Lanadelumab ist ein monoklonaler Antikörper, der speziell zur Behandlung des hereditären Angioödems (HAE) entwickelt wurde, einer seltenen genetischen Erkrankung, die durch wiederkehrende Episoden starker Schwellungen gekennzeichnet ist. Das Medikament hemmt ein bestimmtes Protein im Blut, das zu den mit HAE verbundenen Schwellungen beiträgt. Durch die gezielte Hemmung dieses Proteins hilft Lanadelumab, Anfälle zu verhindern und die Symptome wirksam zu lindern.

Anwendungsgebiete von Lanadelumab

Lanadelumab ist primär zur Vorbeugung von HAE-Anfällen bei Erwachsenen und Jugendlichen ab 12 Jahren zugelassen. Es ist besonders vorteilhaft für Patienten, die häufig unter stark beeinträchtigenden Schwellungsattacken leiden, welche verschiedene Körperteile wie Gesicht, Extremitäten, Magen-Darm-Trakt und Atemwege betreffen können. Durch die Reduzierung der Anfallshäufigkeit verbessert Lanadelumab die Lebensqualität von Menschen mit HAE.

Funktionsweise

Lanadelumab hemmt die Aktivität des Proteins Plasmakallikrein. Bei Patienten mit hereditärem Angioödem (HAE) ist Plasmakallikrein überaktiv, was zu einer übermäßigen Produktion von Bradykinin führt. Bradykinin ist eine Substanz, die die Blutgefäße durchlässiger macht und so Schwellungen verursacht.
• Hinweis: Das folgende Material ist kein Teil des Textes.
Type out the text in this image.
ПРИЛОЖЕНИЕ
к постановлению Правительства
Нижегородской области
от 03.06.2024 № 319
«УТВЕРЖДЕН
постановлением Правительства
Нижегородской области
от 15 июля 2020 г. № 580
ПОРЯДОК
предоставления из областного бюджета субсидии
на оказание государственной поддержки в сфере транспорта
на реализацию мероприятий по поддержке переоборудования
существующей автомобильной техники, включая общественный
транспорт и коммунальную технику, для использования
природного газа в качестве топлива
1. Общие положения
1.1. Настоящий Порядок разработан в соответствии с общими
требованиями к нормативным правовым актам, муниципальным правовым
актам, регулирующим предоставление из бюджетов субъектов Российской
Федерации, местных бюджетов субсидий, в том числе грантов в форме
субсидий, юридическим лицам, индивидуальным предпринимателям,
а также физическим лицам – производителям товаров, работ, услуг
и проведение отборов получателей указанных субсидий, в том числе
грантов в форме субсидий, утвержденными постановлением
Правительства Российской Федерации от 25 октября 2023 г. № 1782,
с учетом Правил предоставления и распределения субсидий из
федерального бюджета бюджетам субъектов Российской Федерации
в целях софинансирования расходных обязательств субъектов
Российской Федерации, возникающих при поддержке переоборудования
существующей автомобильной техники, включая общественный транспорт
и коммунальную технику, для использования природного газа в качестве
Durch die Blockierung von Plasmakallikrein senkt Lanadelumab den Bradykininspiegel und beugt dadurch den mit HAE verbundenen Schwellungsattacken vor.

Dosierung und Anwendung

Lanadelumab wird subkutan injiziert. Die Standarddosis für Erwachsene und Jugendliche beträgt üblicherweise 300 mg alle zwei Wochen. Je nach individuellem Ansprechen und Häufigkeit der HAE-Anfälle kann jedoch ein anderes Dosierungsschema erforderlich sein. Um eine optimale Wirksamkeit zu gewährleisten, ist es unerlässlich, die Anweisungen des Arztes bezüglich Dosierung und Anwendung genau zu befolgen.
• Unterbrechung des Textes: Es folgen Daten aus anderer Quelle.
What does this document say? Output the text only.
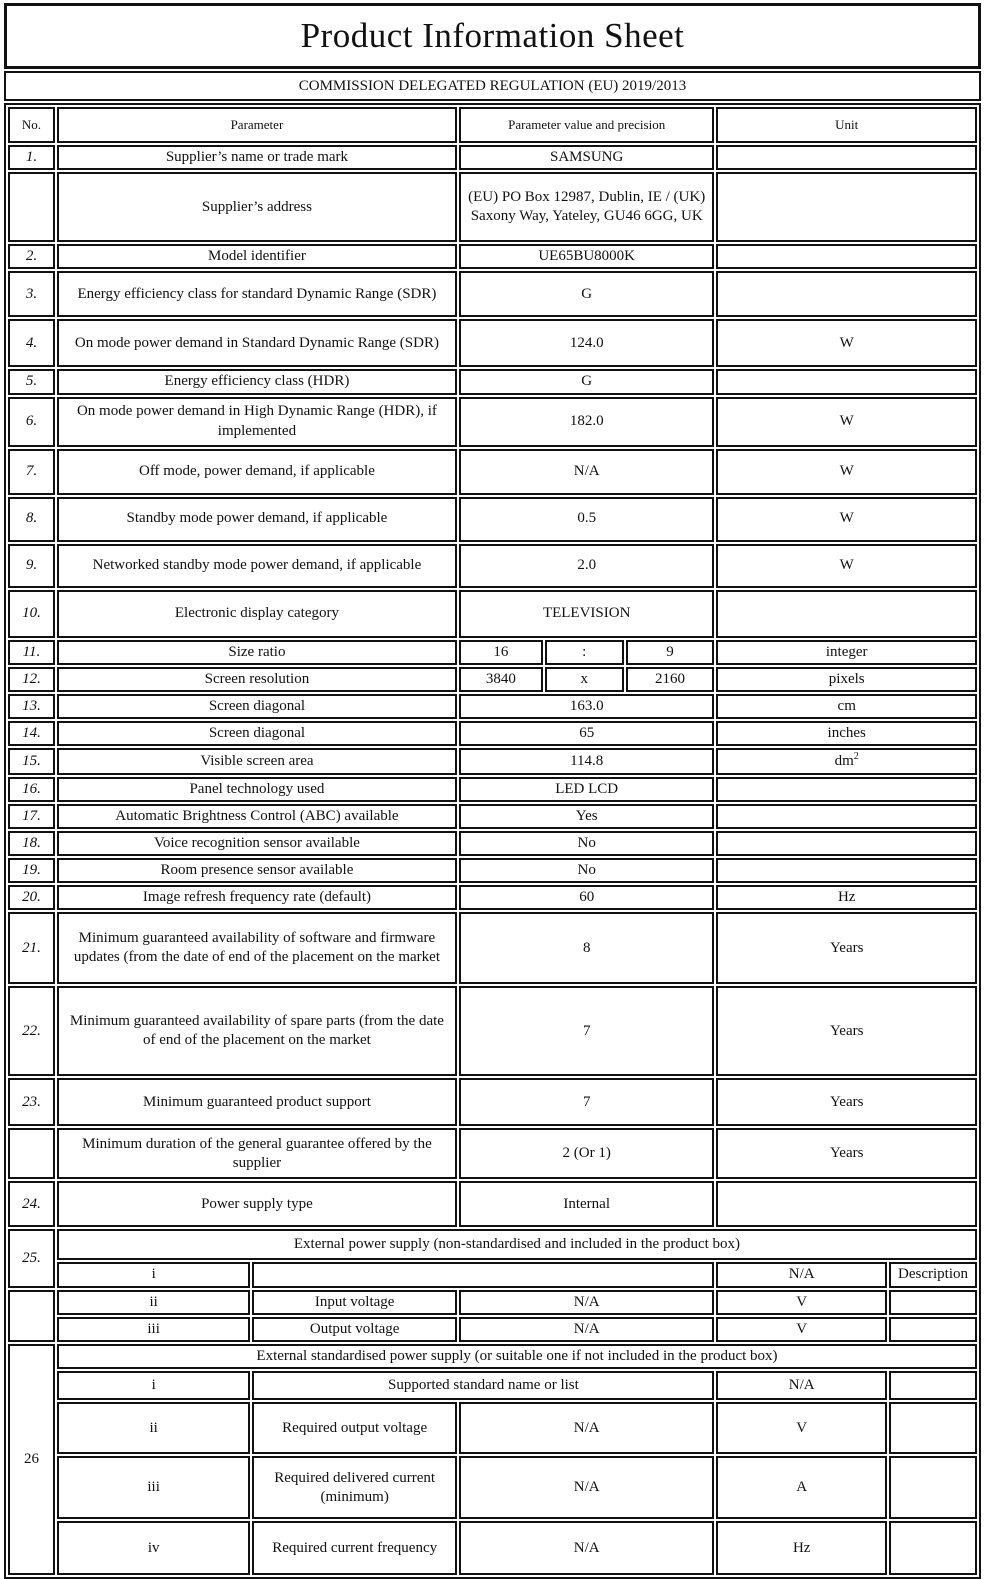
Product Information Sheet
COMMISSION DELEGATED REGULATION (EU) 2019/2013
No.	Parameter		Parameter value and precision			Unit	
1.	Supplier’s name or trade mark		SAMSUNG				
	Supplier’s address		(EU) PO Box 12987, Dublin, IE / (UK) Saxony Way, Yateley, GU46 6GG, UK				
2.	Model identifier		UE65BU8000K				
3.	Energy efficiency class for standard Dynamic Range (SDR)		G				
4.	On mode power demand in Standard Dynamic Range (SDR)		124.0			W	
5.	Energy efficiency class (HDR)		G				
6.	On mode power demand in High Dynamic Range (HDR), if implemented		182.0			W	
7.	Off mode, power demand, if applicable		N/A			W	
8.	Standby mode power demand, if applicable		0.5			W	
9.	Networked standby mode power demand, if applicable		2.0			W	
10.	Electronic display category		TELEVISION				
11.	Size ratio		16	:	9	integer	
12.	Screen resolution		3840	x	2160	pixels	
13.	Screen diagonal		163.0			cm	
14.	Screen diagonal		65			inches	
15.	Visible screen area		114.8			$dm^2$
16.	Panel technology used		LED LCD				
17.	Automatic Brightness Control (ABC) available		Yes				
18.	Voice recognition sensor available		No				
19.	Room presence sensor available		No				
20.	Image refresh frequency rate (default)		60			Hz	
21.	Minimum guaranteed availability of software and firmware updates (from the date of end of the placement on the market		8			Years	
22.	Minimum guaranteed availability of spare parts (from the date of end of the placement on the market		7			Years	
23.	Minimum guaranteed product support		7			Years	
	Minimum duration of the general guarantee offered by the supplier		2 (Or 1)			Years	
24.	Power supply type		Internal				
25.	External power supply (non-standardised and included in the product box)						
	i					N/A	Description
	ii	Input voltage	N/A			V	
	iii	Output voltage	N/A			V	
26	External standardised power supply (or suitable one if not included in the product box)						
	i	Supported standard name or list				N/A	
	ii	Required output voltage	N/A			V	
	iii	Required delivered current (minimum)	N/A			A	
	iv	Required current frequency	N/A			Hz	
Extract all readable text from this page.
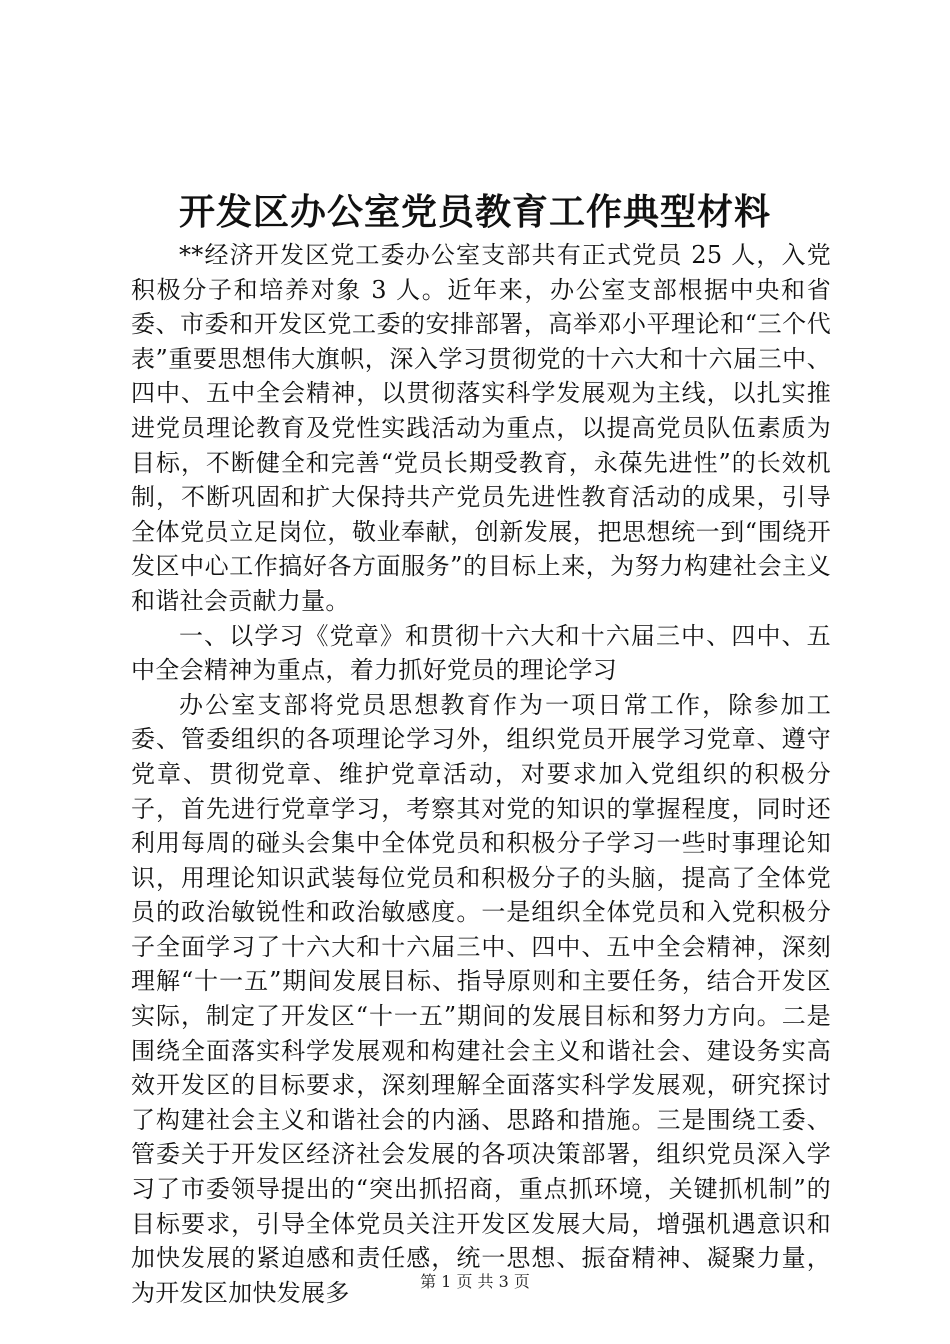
开发区办公室党员教育工作典型材料

**经济开发区党工委办公室支部共有正式党员 25 人，入党积极分子和培养对象 3 人。近年来，办公室支部根据中央和省委、市委和开发区党工委的安排部署，高举邓小平理论和“三个代表”重要思想伟大旗帜，深入学习贯彻党的十六大和十六届三中、四中、五中全会精神，以贯彻落实科学发展观为主线，以扎实推进党员理论教育及党性实践活动为重点，以提高党员队伍素质为目标，不断健全和完善“党员长期受教育，永葆先进性”的长效机制，不断巩固和扩大保持共产党员先进性教育活动的成果，引导全体党员立足岗位，敬业奉献，创新发展，把思想统一到“围绕开发区中心工作搞好各方面服务”的目标上来，为努力构建社会主义和谐社会贡献力量。

一、以学习《党章》和贯彻十六大和十六届三中、四中、五中全会精神为重点，着力抓好党员的理论学习

办公室支部将党员思想教育作为一项日常工作，除参加工委、管委组织的各项理论学习外，组织党员开展学习党章、遵守党章、贯彻党章、维护党章活动，对要求加入党组织的积极分子，首先进行党章学习，考察其对党的知识的掌握程度，同时还利用每周的碰头会集中全体党员和积极分子学习一些时事理论知识，用理论知识武装每位党员和积极分子的头脑，提高了全体党员的政治敏锐性和政治敏感度。一是组织全体党员和入党积极分子全面学习了十六大和十六届三中、四中、五中全会精神，深刻理解“十一五”期间发展目标、指导原则和主要任务，结合开发区实际，制定了开发区“十一五”期间的发展目标和努力方向。二是围绕全面落实科学发展观和构建社会主义和谐社会、建设务实高效开发区的目标要求，深刻理解全面落实科学发展观，研究探讨了构建社会主义和谐社会的内涵、思路和措施。三是围绕工委、管委关于开发区经济社会发展的各项决策部署，组织党员深入学习了市委领导提出的“突出抓招商，重点抓环境，关键抓机制”的目标要求，引导全体党员关注开发区发展大局，增强机遇意识和加快发展的紧迫感和责任感，统一思想、振奋精神、凝聚力量，为开发区加快发展多	第 1 页 共 3 页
Nebenwirkungen von Lanadelumab

Wie alle Medikamente kann auch Lanadelumab Nebenwirkungen verursachen. Häufige Nebenwirkungen sind:

  • Reaktionen an der Injektionsstelle (Rötung, Schwellung, Schmerzen)
  • Kopfschmerzen
  • Ermüden
  • Übelkeit

Zu den schwerwiegenden Nebenwirkungen können, obwohl selten, gehören:

  • Allergische Reaktionen (Hautausschlag, Juckreiz, Atembeschwerden)
  • Schwere Reaktionen an der Injektionsstelle
  • Erhöhtes Infektionsrisiko

Patienten sollten alle ungewöhnlichen oder schwerwiegenden Nebenwirkungen unverzüglich ihrem Arzt melden.

Drug Interactions

Lanadelumab kann Wechselwirkungen mit anderen Medikamenten haben, was seine Wirksamkeit beeinträchtigen oder das Risiko von Nebenwirkungen erhöhen kann. Zu den wichtigsten Wechselwirkungen gehören:

  • Antikoagulanzien (Blutverdünner) können das Blutungsrisiko erhöhen.
  • Andere Medikamente, die das Immunsystem beeinflussen, könnten die Wirksamkeit von Lanadelumab verändern.
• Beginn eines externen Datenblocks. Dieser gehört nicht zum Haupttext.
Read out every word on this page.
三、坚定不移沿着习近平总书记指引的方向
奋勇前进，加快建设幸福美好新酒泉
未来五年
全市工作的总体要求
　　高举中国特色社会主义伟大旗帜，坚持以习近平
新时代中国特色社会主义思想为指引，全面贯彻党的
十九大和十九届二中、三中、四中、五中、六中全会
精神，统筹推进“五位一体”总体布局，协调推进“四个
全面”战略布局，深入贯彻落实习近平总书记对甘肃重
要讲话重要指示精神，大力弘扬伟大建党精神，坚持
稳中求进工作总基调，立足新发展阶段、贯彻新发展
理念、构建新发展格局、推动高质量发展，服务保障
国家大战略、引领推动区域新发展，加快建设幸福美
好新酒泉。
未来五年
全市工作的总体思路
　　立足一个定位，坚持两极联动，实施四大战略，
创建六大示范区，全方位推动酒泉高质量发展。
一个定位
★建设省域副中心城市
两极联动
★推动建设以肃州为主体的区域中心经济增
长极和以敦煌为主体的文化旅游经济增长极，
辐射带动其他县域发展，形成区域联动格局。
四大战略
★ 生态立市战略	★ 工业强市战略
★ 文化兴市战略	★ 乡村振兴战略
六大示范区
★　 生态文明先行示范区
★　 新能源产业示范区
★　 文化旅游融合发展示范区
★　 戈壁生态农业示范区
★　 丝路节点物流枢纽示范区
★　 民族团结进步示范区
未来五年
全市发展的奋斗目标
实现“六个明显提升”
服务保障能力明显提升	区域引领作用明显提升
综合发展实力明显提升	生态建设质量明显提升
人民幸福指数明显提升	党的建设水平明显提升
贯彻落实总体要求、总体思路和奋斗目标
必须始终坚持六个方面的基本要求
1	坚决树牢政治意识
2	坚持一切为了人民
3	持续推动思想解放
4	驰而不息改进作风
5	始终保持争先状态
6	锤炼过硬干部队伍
Informieren Sie Ihren Arzt stets über alle Medikamente, Nahrungsergänzungsmittel und pflanzlichen Produkte, die Sie einnehmen, um mögliche Wechselwirkungen zu vermeiden.

Vorteile von Lanadelumab

Die Anwendung von Lanadelumab bietet mehrere klinische und praktische Vorteile:

  • Verringerte Anfallshäufigkeit: Viele Patienten erleben eine deutliche Verringerung der Anzahl der HAE-Anfälle.
  • Verbesserte Lebensqualität: Durch die Vorbeugung schmerzhafter und beeinträchtigender Schwellungsepisoden können Patienten wieder aktiver am Alltag teilnehmen.
  • Bequeme Anwendung: Die subkutane Injektion kann selbst verabreicht werden, was eine größere Flexibilität bei der Behandlung ermöglicht.

Kontraindikationen von Lanadelumab

Bestimmte Personengruppen sollten die Anwendung von Lanadelumab vermeiden, darunter:

  • Personen mit bekannter Überempfindlichkeit gegen Lanadelumab oder einen seiner Bestandteile.
  • Schwangere oder stillende Frauen sollten vor der Anwendung ihren Arzt konsultieren, da die Auswirkungen auf die Entwicklung des Fötus oder auf gestillte Säuglinge nicht vollständig geklärt sind.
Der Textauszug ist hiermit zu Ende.